Le travail, directement impliqué dans plus d’un quart des suicides

Dans un rapport publié le 3 février dernier, L’Observatoire national du suicide constatait que plus d’une pensée suicidaire sur quatre serait liée au travail. Il faisait également le lien entre suicide et précarité, affirmant que « le risque relatif de décès par suicide est plus élevé pour les personnes de catégorie socioprofessionnelle peu élevée, disposant d’un faible revenu ou d’un faible niveau d’éducation, et pour les chômeurs ».

Corinne Bernard, caissière chez Zara, s’était suicidée en décembre 2013 à l’âge de 37 ans en laissant une lettre dans laquelle elle ne mâchait pas ses mots : « Merci à Zara d’avoir gâché ma vie ». Mais peu nombreux sont les travailleurs ou leurs familles qui, comme elle, ont le courage de dénoncer la responsabilité de leur employeur dans leurs souffrances.

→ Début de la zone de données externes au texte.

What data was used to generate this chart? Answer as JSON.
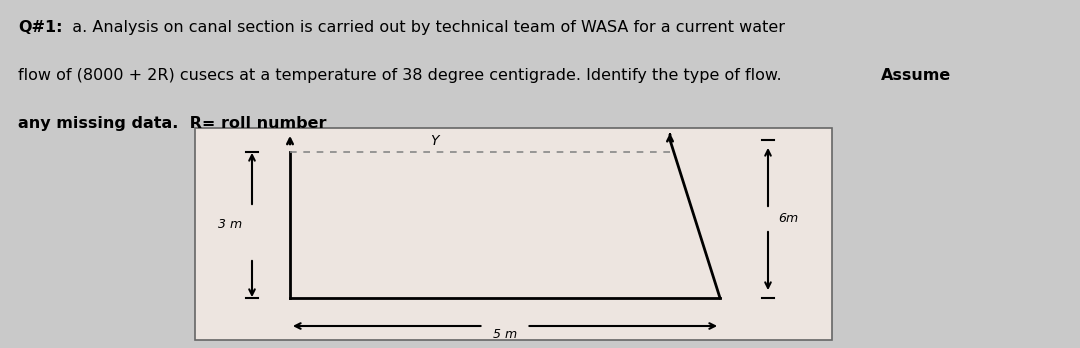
{
  "bg_color": "#c9c9c9",
  "diagram_bg": "#ede5e0",
  "line1_bold": "Q#1:",
  "line1_normal": "  a. Analysis on canal section is carried out by technical team of WASA for a current water",
  "line2_normal": "flow of (8000 + 2R) cusecs at a temperature of 38 degree centigrade. Identify the type of flow. ",
  "line2_bold": "Assume",
  "line3_bold": "any missing data.  R= roll number",
  "left_wall_label": "3 m",
  "right_wall_label": "6m",
  "bottom_label": "5 m",
  "water_label": "Y",
  "font_size": 11.5
}
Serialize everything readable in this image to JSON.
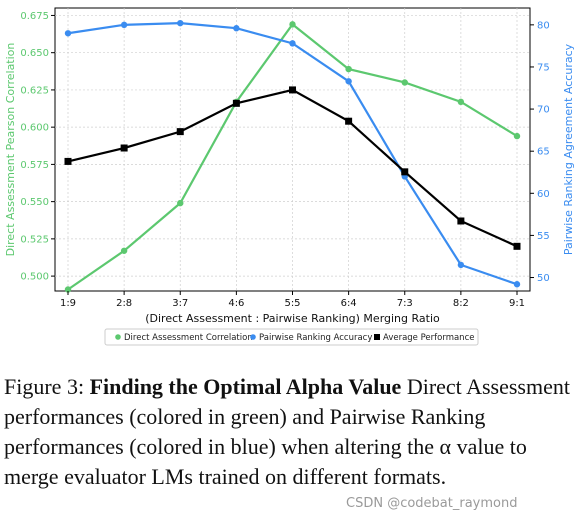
{
  "chart_data": {
    "type": "line",
    "categories": [
      "1:9",
      "2:8",
      "3:7",
      "4:6",
      "5:5",
      "6:4",
      "7:3",
      "8:2",
      "9:1"
    ],
    "xlabel": "(Direct Assessment : Pairwise Ranking) Merging Ratio",
    "ylabel_left": "Direct Assessment Pearson Correlation",
    "ylabel_right": "Pairwise Ranking Agreement Accuracy",
    "ylim_left": [
      0.49,
      0.68
    ],
    "ylim_right": [
      48.4,
      82
    ],
    "yticks_left": [
      "0.500",
      "0.525",
      "0.550",
      "0.575",
      "0.600",
      "0.625",
      "0.650",
      "0.675"
    ],
    "yticks_right": [
      "50",
      "55",
      "60",
      "65",
      "70",
      "75",
      "80"
    ],
    "grid": true,
    "legend_position": "bottom",
    "series": [
      {
        "name": "Direct Assessment Correlation",
        "axis": "left",
        "color": "#5cc86f",
        "marker": "circle",
        "values": [
          0.491,
          0.517,
          0.549,
          0.617,
          0.669,
          0.639,
          0.63,
          0.617,
          0.594
        ]
      },
      {
        "name": "Pairwise Ranking Accuracy",
        "axis": "right",
        "color": "#3a8cf0",
        "marker": "circle",
        "values": [
          79.0,
          80.0,
          80.2,
          79.6,
          77.8,
          73.3,
          62.0,
          51.5,
          49.2
        ]
      },
      {
        "name": "Average Performance",
        "axis": "left",
        "color": "#000000",
        "marker": "square",
        "values": [
          0.577,
          0.586,
          0.597,
          0.616,
          0.625,
          0.604,
          0.57,
          0.537,
          0.52
        ]
      }
    ]
  },
  "caption": {
    "prefix": "Figure 3: ",
    "bold_title": "Finding the Optimal Alpha Value",
    "body": " Direct Assessment performances (colored in green) and Pairwise Ranking performances (colored in blue) when altering the α value to merge evaluator LMs trained on different formats."
  },
  "watermark": "CSDN @codebat_raymond"
}
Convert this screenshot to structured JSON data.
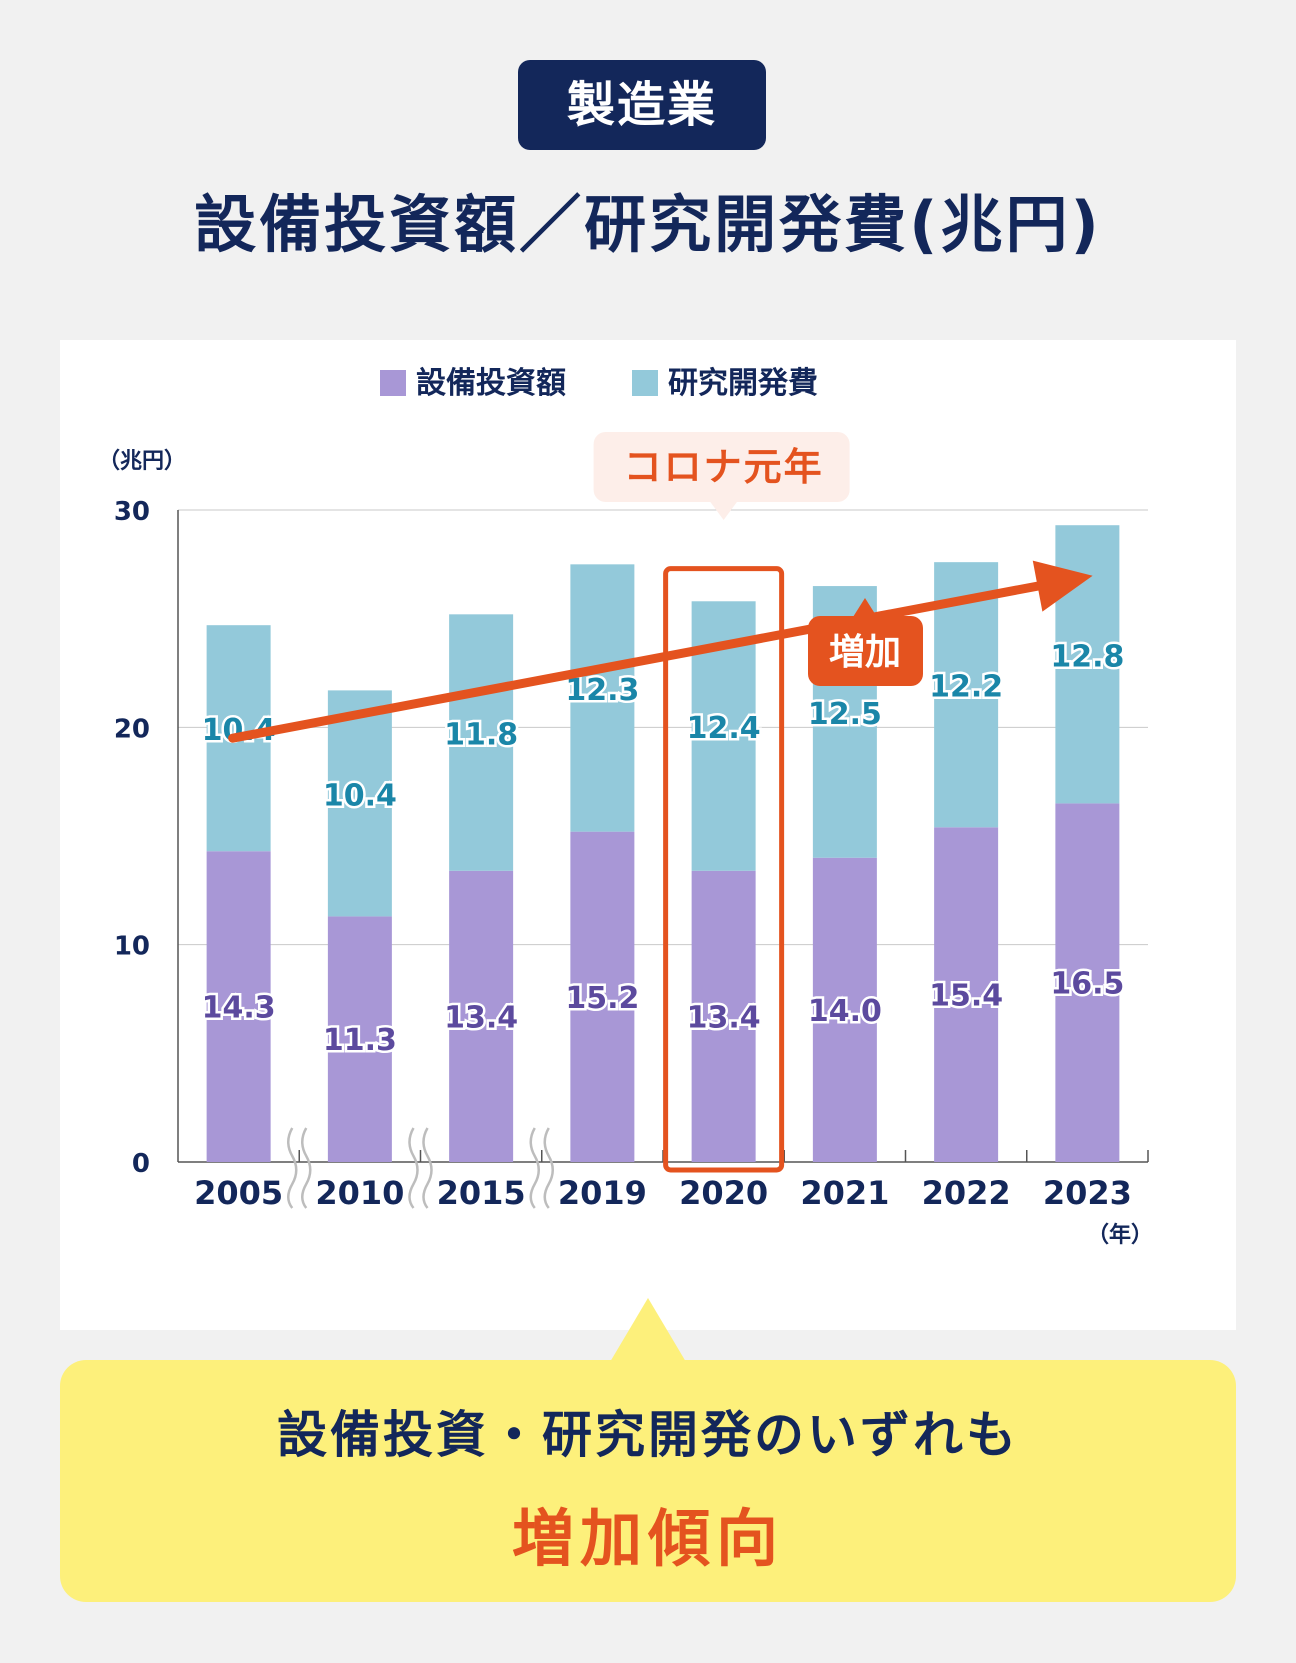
{
  "header": {
    "badge": "製造業",
    "title": "設備投資額／研究開発費(兆円)"
  },
  "colors": {
    "navy": "#13275a",
    "capex": "#a897d6",
    "rnd": "#93c9da",
    "capex_label": "#5c4a9e",
    "rnd_label": "#1a86a8",
    "accent": "#e4531f",
    "callout_bg": "#fdeee9",
    "conclusion_bg": "#fdf07b"
  },
  "chart_data": {
    "type": "bar",
    "stacked": true,
    "unit_label": "（兆円）",
    "x_unit_label": "（年）",
    "categories": [
      "2005",
      "2010",
      "2015",
      "2019",
      "2020",
      "2021",
      "2022",
      "2023"
    ],
    "series": [
      {
        "name": "設備投資額",
        "values": [
          14.3,
          11.3,
          13.4,
          15.2,
          13.4,
          14.0,
          15.4,
          16.5
        ],
        "labels": [
          "14.3",
          "11.3",
          "13.4",
          "15.2",
          "13.4",
          "14.0",
          "15.4",
          "16.5"
        ]
      },
      {
        "name": "研究開発費",
        "values": [
          10.4,
          10.4,
          11.8,
          12.3,
          12.4,
          12.5,
          12.2,
          12.8
        ],
        "labels": [
          "10.4",
          "10.4",
          "11.8",
          "12.3",
          "12.4",
          "12.5",
          "12.2",
          "12.8"
        ]
      }
    ],
    "ylim": [
      0,
      30
    ],
    "yticks": [
      "0",
      "10",
      "20",
      "30"
    ],
    "grid": true,
    "legend": "top-center",
    "axis_breaks_after": [
      "2005",
      "2010",
      "2015"
    ],
    "highlight": {
      "category": "2020",
      "label": "コロナ元年"
    },
    "trend_arrow": {
      "label": "増加",
      "from_year": "2005",
      "to_year": "2023"
    }
  },
  "conclusion": {
    "line1": "設備投資・研究開発のいずれも",
    "line2": "増加傾向"
  }
}
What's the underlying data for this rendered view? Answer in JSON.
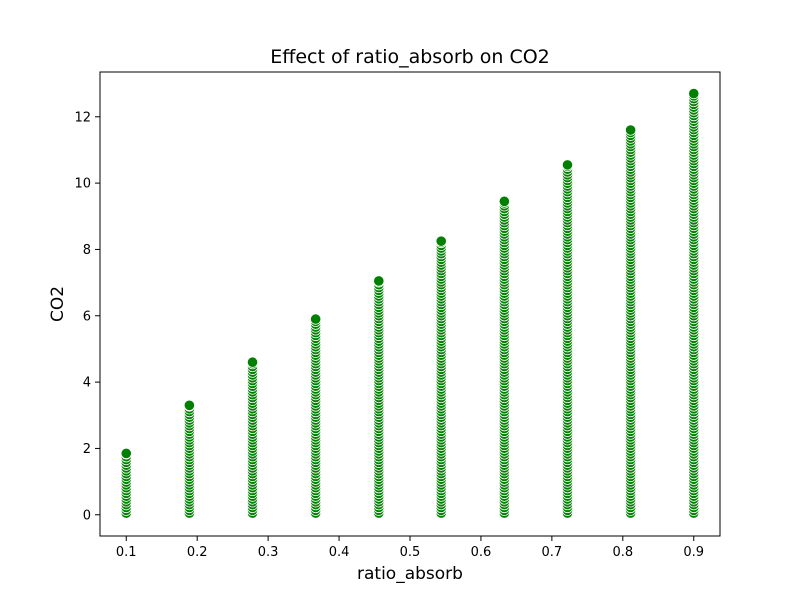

Cela s’explique en partie par le nombre de non-lieux prononcés par la justice en faveur du patronat dans les cas de plaintes pour harcèlement ou souffrances au travail.

Pourtant, chaque fois qu’un frère ou une sœur de classe finit par se convaincre que la vie ne vaut plus le coup d’être vécue, nous devons nous saisir de ce drame pour qu’en sa mémoire, et en la mémoire de toutes les victimes de ce système d’exploitation et d’oppression, nous unissions nos forces, pour lutter contre les atteintes à nos conditions de travail et pour nous battre pour une société plus juste et émancipatrice.